Textual Inference in Portuguese: Comparing Language Models

2026-04-12 · Source: Paper Index on ACL Anthology · Field: Technology & Digital — Artificial Intelligence & Machine Learning · Depth: Expert, quick

Summary

A preliminary investigation explores the development of FraCaS-BR, a Portuguese adaptation of the FraCaS benchmark for semantic inference, to evaluate large language models' (LLMs) logic-sensitive semantic reasoning abilities outside English. Researchers tested ChatGPT, Maritalk, and Evaristo on a small diagnostic subset of seven FraCaS problems translated into Brazilian Portuguese, focusing on generalized quantifiers, plurals, and nominal anaphora. Each problem was submitted multiple times to assess correctness, variance, and consistency against original FraCaS gold labels. The study, presented at PROPOR 2026, found systematic differences among models, with ChatGPT demonstrating higher overall correctness and stability. However, all models showed limitations in logic-controlled inference tasks, necessitating human intervention during translation and evaluation.

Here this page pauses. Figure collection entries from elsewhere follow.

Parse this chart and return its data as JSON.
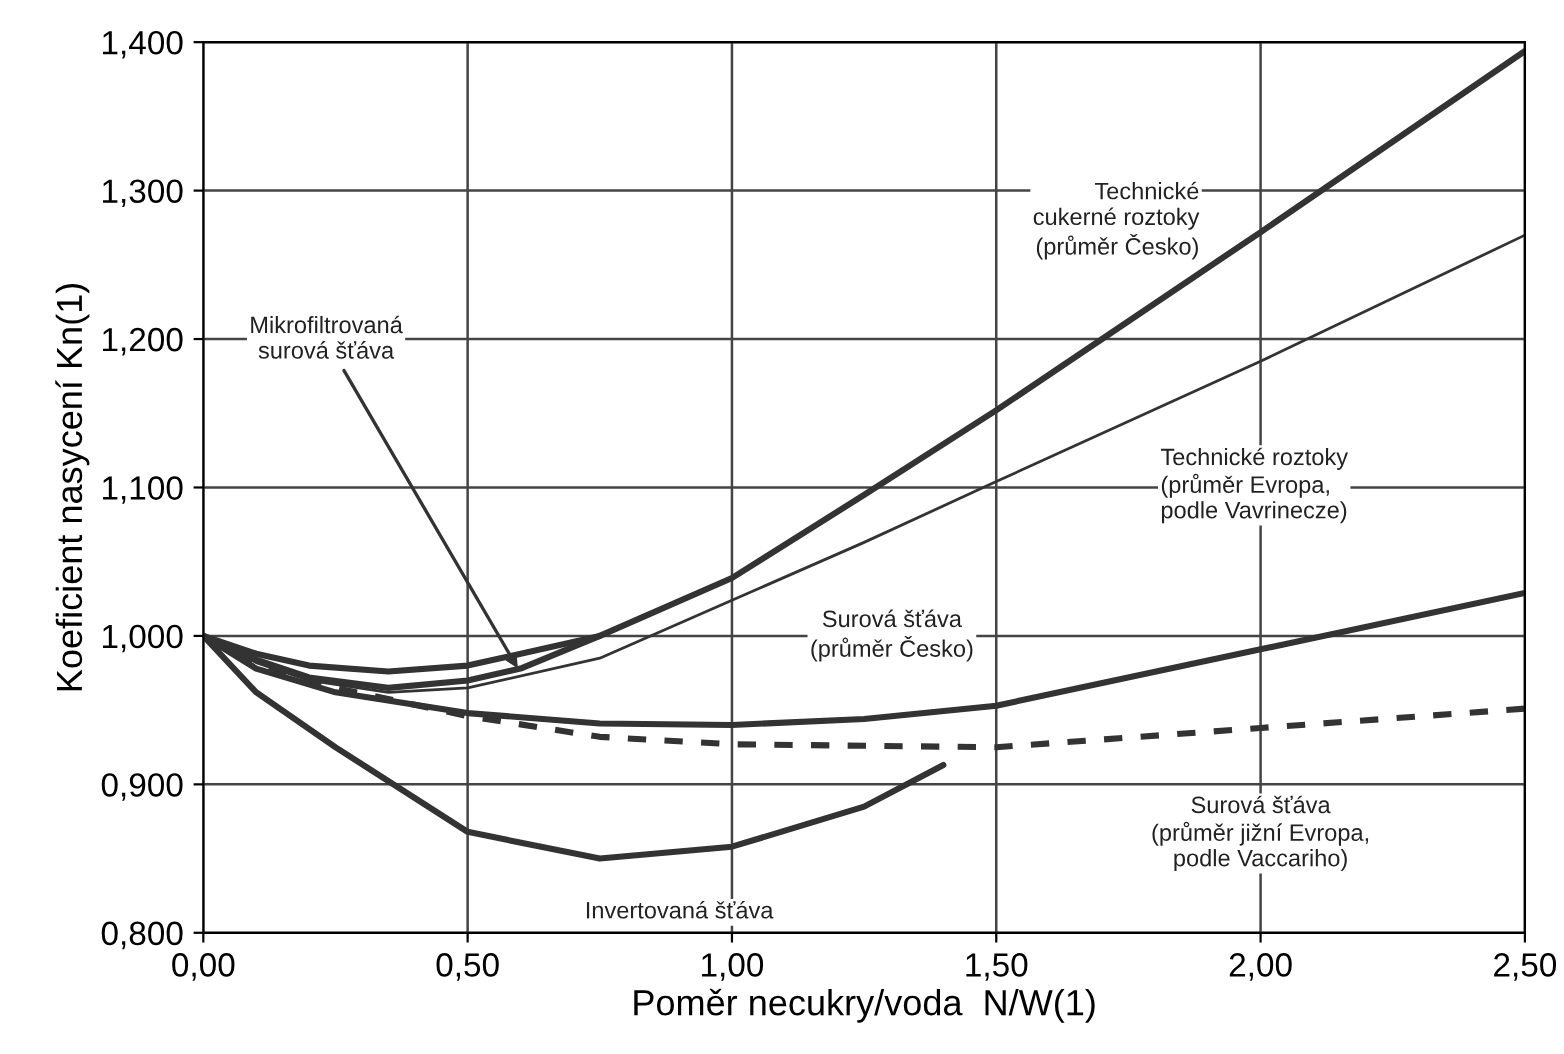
{
  "chart_data": {
    "type": "line",
    "xlabel": "Poměr necukry/voda  N/W(1)",
    "ylabel": "Koeficient nasycení Kn(1)",
    "xlim": [
      0,
      2.5
    ],
    "ylim": [
      0.8,
      1.4
    ],
    "xticks": [
      {
        "value": 0,
        "label": "0,00"
      },
      {
        "value": 0.5,
        "label": "0,50"
      },
      {
        "value": 1,
        "label": "1,00"
      },
      {
        "value": 1.5,
        "label": "1,50"
      },
      {
        "value": 2,
        "label": "2,00"
      },
      {
        "value": 2.5,
        "label": "2,50"
      }
    ],
    "yticks": [
      {
        "value": 0.8,
        "label": "0,800"
      },
      {
        "value": 0.9,
        "label": "0,900"
      },
      {
        "value": 1.0,
        "label": "1,000"
      },
      {
        "value": 1.1,
        "label": "1,100"
      },
      {
        "value": 1.2,
        "label": "1,200"
      },
      {
        "value": 1.3,
        "label": "1,300"
      },
      {
        "value": 1.4,
        "label": "1,400"
      }
    ],
    "grid": true,
    "legend": false,
    "marker": "none",
    "series": [
      {
        "color": "#333333",
        "line_style": "solid",
        "x": [
          0,
          0.1,
          0.2,
          0.35,
          0.5,
          0.75,
          1.0,
          1.25,
          1.5,
          2.0,
          2.5
        ],
        "values": [
          1.0,
          0.988,
          0.98,
          0.976,
          0.98,
          1.0,
          1.039,
          1.095,
          1.152,
          1.272,
          1.394
        ]
      },
      {
        "color": "#333333",
        "line_style": "solid",
        "x": [
          0,
          0.1,
          0.2,
          0.35,
          0.5,
          0.75,
          1.0,
          1.25,
          1.5,
          2.0,
          2.5
        ],
        "values": [
          1.0,
          0.982,
          0.97,
          0.962,
          0.965,
          0.985,
          1.024,
          1.063,
          1.104,
          1.185,
          1.27
        ]
      },
      {
        "color": "#333333",
        "line_style": "solid",
        "x": [
          0,
          0.1,
          0.2,
          0.35,
          0.5,
          0.6,
          0.75
        ],
        "values": [
          1.0,
          0.984,
          0.972,
          0.965,
          0.97,
          0.978,
          1.0
        ]
      },
      {
        "color": "#333333",
        "line_style": "solid",
        "x": [
          0,
          0.1,
          0.25,
          0.5,
          0.75,
          1.0,
          1.25,
          1.5,
          2.0,
          2.5
        ],
        "values": [
          1.0,
          0.978,
          0.962,
          0.948,
          0.941,
          0.94,
          0.944,
          0.953,
          0.991,
          1.029
        ]
      },
      {
        "color": "#333333",
        "line_style": "dashed",
        "x": [
          0,
          0.1,
          0.25,
          0.5,
          0.75,
          1.0,
          1.5,
          2.0,
          2.5
        ],
        "values": [
          1.0,
          0.98,
          0.965,
          0.946,
          0.932,
          0.927,
          0.925,
          0.938,
          0.951
        ]
      },
      {
        "color": "#333333",
        "line_style": "solid",
        "x": [
          0,
          0.1,
          0.25,
          0.5,
          0.75,
          1.0,
          1.25,
          1.4
        ],
        "values": [
          1.0,
          0.962,
          0.925,
          0.868,
          0.85,
          0.858,
          0.885,
          0.913
        ]
      }
    ],
    "annotations": [
      {
        "text": "Technické\ncukerné roztoky\n(průměr Česko)",
        "x": 1.9,
        "y": 1.248
      },
      {
        "text": "Mikrofiltrovaná\nsurová šťáva",
        "x": 0.6,
        "y": 0.975
      },
      {
        "text": "Technické roztoky\n(průměr Evropa,\npodle Vavrinecze)",
        "x": 1.8,
        "y": 1.153
      },
      {
        "text": "Surová šťáva\n(průměr Česko)",
        "x": 1.25,
        "y": 0.944
      },
      {
        "text": "Surová šťáva\n(průměr jižní Evropa,\npodle Vaccariho)",
        "x": 2.0,
        "y": 0.938
      },
      {
        "text": "Invertovaná šťáva",
        "x": 0.9,
        "y": 0.855
      }
    ]
  }
}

These findings motivate the continued development of FraCaS-BR as a controlled resource for assessing semantic reasoning in Portuguese.

Key takeaway

For research scientists developing or evaluating LLMs for non-English natural language inference, you should prioritize the creation and utilization of logic-controlled, language-specific benchmarks like FraCaS-BR. Your evaluations must account for systematic model differences and incorporate human-in-the-loop validation to ensure reliability and address limitations in semantic reasoning, especially for complex linguistic phenomena.

Key insights

LLMs struggle with logic-sensitive semantic reasoning in Portuguese, highlighting the need for specialized benchmarks.

Principles

LLM performance varies systematically across models.
Human-in-the-loop evaluation is crucial for NLI benchmarks.

Method

A diagnostic subset of seven FraCaS problems was translated into Brazilian Portuguese and submitted multiple times to LLMs (ChatGPT, Maritalk, Evaristo) to assess correctness, variance, and consistency against gold labels.

In practice

Use FraCaS-BR for Portuguese NLI evaluation.
Incorporate human review for NLI dataset translation.

Topics

Textual Inference
Natural Language Inference
Portuguese Language Models
FraCaS Benchmark
Semantic Reasoning

Best for: Research Scientist, AI Scientist, NLP Engineer

Related on AIssential

Open in AIssential →

Editorial summary, takeaway, and curation by AIssential. Original article published by Paper Index on ACL Anthology.